Because when I say 'You shouldn't drink anymore', she hears, 'I personally challenge you to chug 3 more mixed drinks'
I'll have to explain it to you tonight when i call drunk. It will sound better
There're making snowcones with the leftover vodka from last night. This is not the time to be making up excuses!
Okay, just a casual question: how did i manage to get grass stains on the inside of my bra?
work has become about six times more interesting since i started fucking my boss.
The waitress asked if you wanted white or brown, and you said "Isn't it all the same color when it's toasted?". She stared at you for about 20 seconds before she decided that you weren't fucking with her.
It looks like I murdered a care bear and put its blood in my hair to warn the others off.

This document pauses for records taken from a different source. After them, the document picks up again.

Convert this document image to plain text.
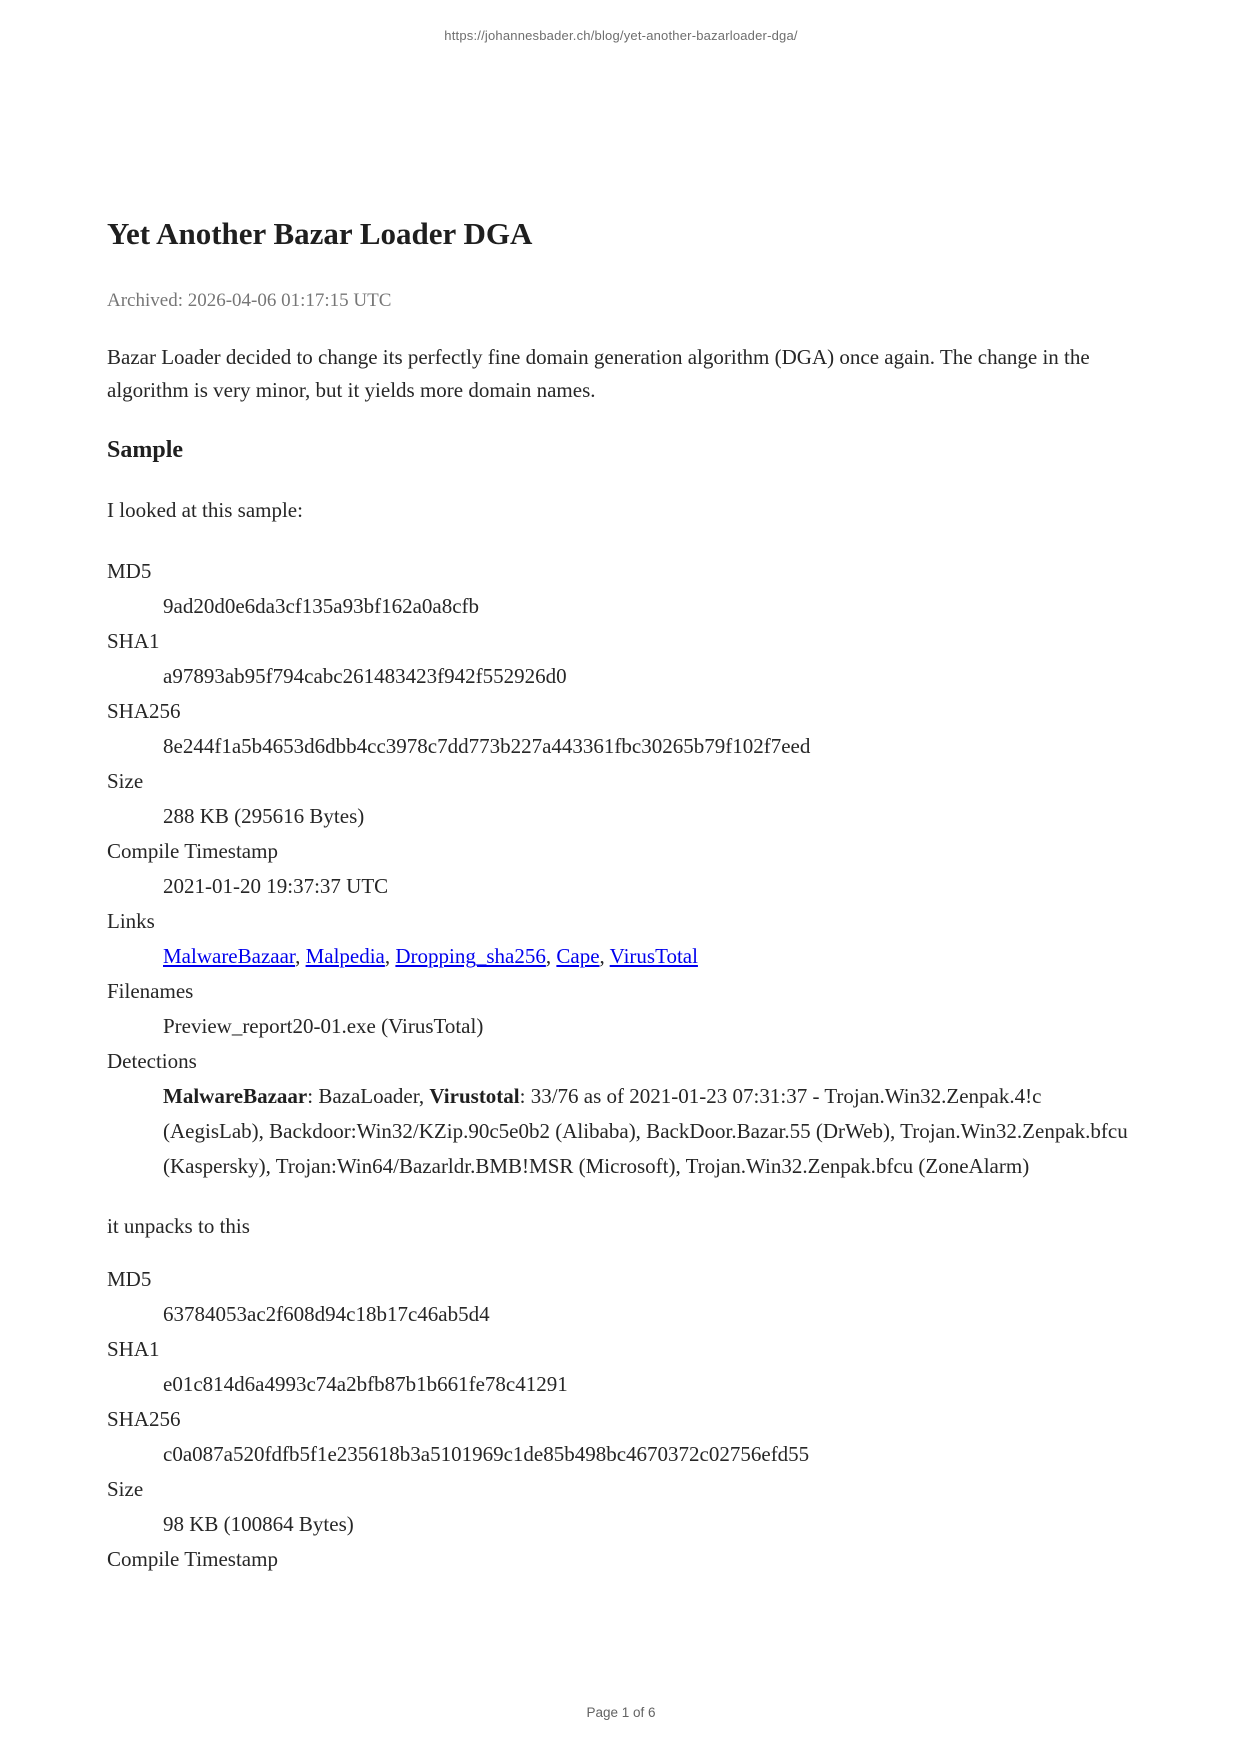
https://johannesbader.ch/blog/yet-another-bazarloader-dga/
Yet Another Bazar Loader DGA

Archived: 2026-04-06 01:17:15 UTC

Bazar Loader decided to change its perfectly fine domain generation algorithm (DGA) once again. The change in the algorithm is very minor, but it yields more domain names.

Sample

I looked at this sample:

MD5
9ad20d0e6da3cf135a93bf162a0a8cfb
SHA1
a97893ab95f794cabc261483423f942f552926d0
SHA256
8e244f1a5b4653d6dbb4cc3978c7dd773b227a443361fbc30265b79f102f7eed
Size
288 KB (295616 Bytes)
Compile Timestamp
2021-01-20 19:37:37 UTC
Links
MalwareBazaar, Malpedia, Dropping_sha256, Cape, VirusTotal
Filenames
Preview_report20-01.exe (VirusTotal)
Detections
MalwareBazaar: BazaLoader, Virustotal: 33/76 as of 2021-01-23 07:31:37 - Trojan.Win32.Zenpak.4!c (AegisLab), Backdoor:Win32/KZip.90c5e0b2 (Alibaba), BackDoor.Bazar.55 (DrWeb), Trojan.Win32.Zenpak.bfcu (Kaspersky), Trojan:Win64/Bazarldr.BMB!MSR (Microsoft), Trojan.Win32.Zenpak.bfcu (ZoneAlarm)

it unpacks to this

MD5
63784053ac2f608d94c18b17c46ab5d4
SHA1
e01c814d6a4993c74a2bfb87b1b661fe78c41291
SHA256
c0a087a520fdfb5f1e235618b3a5101969c1de85b498bc4670372c02756efd55
Size
98 KB (100864 Bytes)
Compile Timestamp
Page 1 of 6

I think I just gave my niece a weed pinata...
Got an egg Mcmuffin combo, and put the hash brown in the sandwich. That level of hungover
YOLO is a great motto until you end up with Chlamydia
I'm still not sure how to feel about the fact that we had a threesome with a guy the same age as my dad
...blackout vacation is awesome. Where did you end up? I think i'm in Miami.
Hospital.
I woke up with your bra on, and some guys boxers. I'm in a random truck, in the middle of nowhere...
Fucking hate kids. In particular I hate our kids.
I’m getting back at my ex and training my new boy toy how to properly satisfy a woman. I’m killing two birds with one dick.